The XX Factor

Baby Inside the Blast Walls

One of the most-viewed stories today on NPR was a reporter’s notebook from Baghdad correspondent Lourdes Garcia-Navarro about a baby shower held there for another war reporter, Hannah Allam of McClatchy. Allam is five months pregnant and is one of a recent string of women war correspondents who’ve spent at least part of their pregnancy in Iraq. The tone of the segment was that women can do anything men can do, including cover wars, and still have the option to have children.

I covered Iraq for the New York Times for six months in 2003 and 2004. About a year or so after my last assignment ended, I had my daughter in the United States. I never went back to Iraq, an assignment that I loved. When I was in Baghdad, I knew quite a few male journalists who had kids back home, but I didn’t know a single woman among the war reporters and photographers who was a mother. Later, I’d heard of a few women who’d gone for the Times, at least one of whom had older children, I think.

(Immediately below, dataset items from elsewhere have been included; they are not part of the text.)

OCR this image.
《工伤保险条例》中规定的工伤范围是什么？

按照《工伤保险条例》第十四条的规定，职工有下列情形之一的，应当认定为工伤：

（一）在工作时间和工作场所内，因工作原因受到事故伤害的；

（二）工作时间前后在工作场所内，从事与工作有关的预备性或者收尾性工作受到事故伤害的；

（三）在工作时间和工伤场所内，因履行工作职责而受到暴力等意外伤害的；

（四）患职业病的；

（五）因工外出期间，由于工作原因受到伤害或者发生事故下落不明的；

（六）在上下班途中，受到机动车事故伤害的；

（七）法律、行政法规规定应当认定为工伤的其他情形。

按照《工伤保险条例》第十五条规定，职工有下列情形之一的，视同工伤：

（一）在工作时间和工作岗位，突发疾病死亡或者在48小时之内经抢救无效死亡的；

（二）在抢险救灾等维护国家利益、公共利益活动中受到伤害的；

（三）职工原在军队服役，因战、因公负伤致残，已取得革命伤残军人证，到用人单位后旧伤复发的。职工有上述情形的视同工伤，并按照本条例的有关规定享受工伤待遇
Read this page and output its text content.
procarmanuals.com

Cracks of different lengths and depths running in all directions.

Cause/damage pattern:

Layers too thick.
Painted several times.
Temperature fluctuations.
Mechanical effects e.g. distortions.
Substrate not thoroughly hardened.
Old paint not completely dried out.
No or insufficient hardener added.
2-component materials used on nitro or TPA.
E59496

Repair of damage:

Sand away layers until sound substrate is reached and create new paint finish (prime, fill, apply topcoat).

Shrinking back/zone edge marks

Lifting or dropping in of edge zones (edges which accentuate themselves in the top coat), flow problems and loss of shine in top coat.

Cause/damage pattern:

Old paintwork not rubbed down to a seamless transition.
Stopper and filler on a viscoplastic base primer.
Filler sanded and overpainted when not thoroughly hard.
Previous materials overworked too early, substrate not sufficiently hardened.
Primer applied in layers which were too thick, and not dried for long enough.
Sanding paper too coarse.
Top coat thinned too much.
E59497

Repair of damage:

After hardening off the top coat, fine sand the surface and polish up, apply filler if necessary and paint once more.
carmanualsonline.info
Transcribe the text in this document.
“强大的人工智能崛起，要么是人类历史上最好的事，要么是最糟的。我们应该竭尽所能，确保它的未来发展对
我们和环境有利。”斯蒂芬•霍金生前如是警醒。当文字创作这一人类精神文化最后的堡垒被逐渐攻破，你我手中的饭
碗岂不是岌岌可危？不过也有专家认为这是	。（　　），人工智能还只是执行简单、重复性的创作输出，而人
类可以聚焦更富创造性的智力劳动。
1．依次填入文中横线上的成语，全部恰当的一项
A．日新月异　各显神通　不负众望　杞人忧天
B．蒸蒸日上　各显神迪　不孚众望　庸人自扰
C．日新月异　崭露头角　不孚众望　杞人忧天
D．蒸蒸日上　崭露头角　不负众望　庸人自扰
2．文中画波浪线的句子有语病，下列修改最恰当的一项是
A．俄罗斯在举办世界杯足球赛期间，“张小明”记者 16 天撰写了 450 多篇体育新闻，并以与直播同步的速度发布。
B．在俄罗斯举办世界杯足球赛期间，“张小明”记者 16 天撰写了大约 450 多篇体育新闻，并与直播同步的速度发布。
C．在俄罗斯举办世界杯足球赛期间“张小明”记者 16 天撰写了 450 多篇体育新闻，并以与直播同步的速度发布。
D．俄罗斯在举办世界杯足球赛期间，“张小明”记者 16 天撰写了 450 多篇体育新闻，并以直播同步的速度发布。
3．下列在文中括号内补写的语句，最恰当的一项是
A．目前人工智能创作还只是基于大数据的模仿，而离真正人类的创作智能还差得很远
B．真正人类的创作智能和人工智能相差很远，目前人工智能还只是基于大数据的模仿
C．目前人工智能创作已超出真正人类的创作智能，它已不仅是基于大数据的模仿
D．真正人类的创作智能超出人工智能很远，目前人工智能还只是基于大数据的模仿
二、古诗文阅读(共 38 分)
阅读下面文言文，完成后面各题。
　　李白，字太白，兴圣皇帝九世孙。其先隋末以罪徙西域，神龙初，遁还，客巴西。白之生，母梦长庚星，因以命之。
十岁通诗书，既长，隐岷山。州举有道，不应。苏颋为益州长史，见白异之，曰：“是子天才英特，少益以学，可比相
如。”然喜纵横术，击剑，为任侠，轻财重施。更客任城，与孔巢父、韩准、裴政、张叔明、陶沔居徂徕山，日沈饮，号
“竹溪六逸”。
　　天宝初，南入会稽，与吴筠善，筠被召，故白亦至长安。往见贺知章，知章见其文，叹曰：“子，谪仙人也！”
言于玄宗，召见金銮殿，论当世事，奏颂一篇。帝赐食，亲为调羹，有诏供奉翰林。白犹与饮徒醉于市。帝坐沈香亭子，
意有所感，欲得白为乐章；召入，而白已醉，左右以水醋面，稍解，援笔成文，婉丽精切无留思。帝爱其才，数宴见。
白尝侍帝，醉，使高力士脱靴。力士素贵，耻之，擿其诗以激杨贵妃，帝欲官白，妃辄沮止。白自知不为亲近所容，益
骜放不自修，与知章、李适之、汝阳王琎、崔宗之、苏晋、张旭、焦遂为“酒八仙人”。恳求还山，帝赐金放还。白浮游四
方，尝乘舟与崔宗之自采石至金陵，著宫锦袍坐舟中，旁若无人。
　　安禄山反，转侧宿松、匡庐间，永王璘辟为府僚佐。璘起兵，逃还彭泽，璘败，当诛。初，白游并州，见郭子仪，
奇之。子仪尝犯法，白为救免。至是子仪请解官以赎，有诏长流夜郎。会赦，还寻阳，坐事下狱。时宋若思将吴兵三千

Allam says that she’s run into criticism for her choice to keep working in Iraq while pregnant: “Yes, it’s dangerous, yes, I am responsible for another life, but I don’t see how it’s that much different than a man who comes here while his wife is pregnant at home. You are still putting a parent at risk, you are still putting your child’s future at risk.”

But this is where it gets tricky. Once children are born, it is pretty much the same awfulness if their mom or their dad dies in a dangerous place. But being in a war zone while you are pregnant isn’t the same as being there while your spouse at home is pregnant. If you wanted to have a child, why take such an inordinate risk being in a place that’s not only dangerous, but where, as a Western reporter, you are a target?

I realize I’m edging toward the slippery slope where I might be accused of seeing Allam, or any other pregnant woman, as some kind of vessel. I also understand completely that it is her choice to keep working in Iraq, as well as it should be. But I feel like there’s a drive in her comments and the story that women can and should “do it all,” and having a baby shouldn’t stop you. I think that’s a dangerous myth. It fails to take into account that much of what is important in life involves difficult trade-offs. I think that’s what’s at the heart of this rash of stories about how parenthood is a recipe for unhappiness, this inability to set aside some desires, at least for a time. I’ve seen those men who go to war zones and leave their kids at home-I’m married to one-and the secret is they aren’t doing it all, either.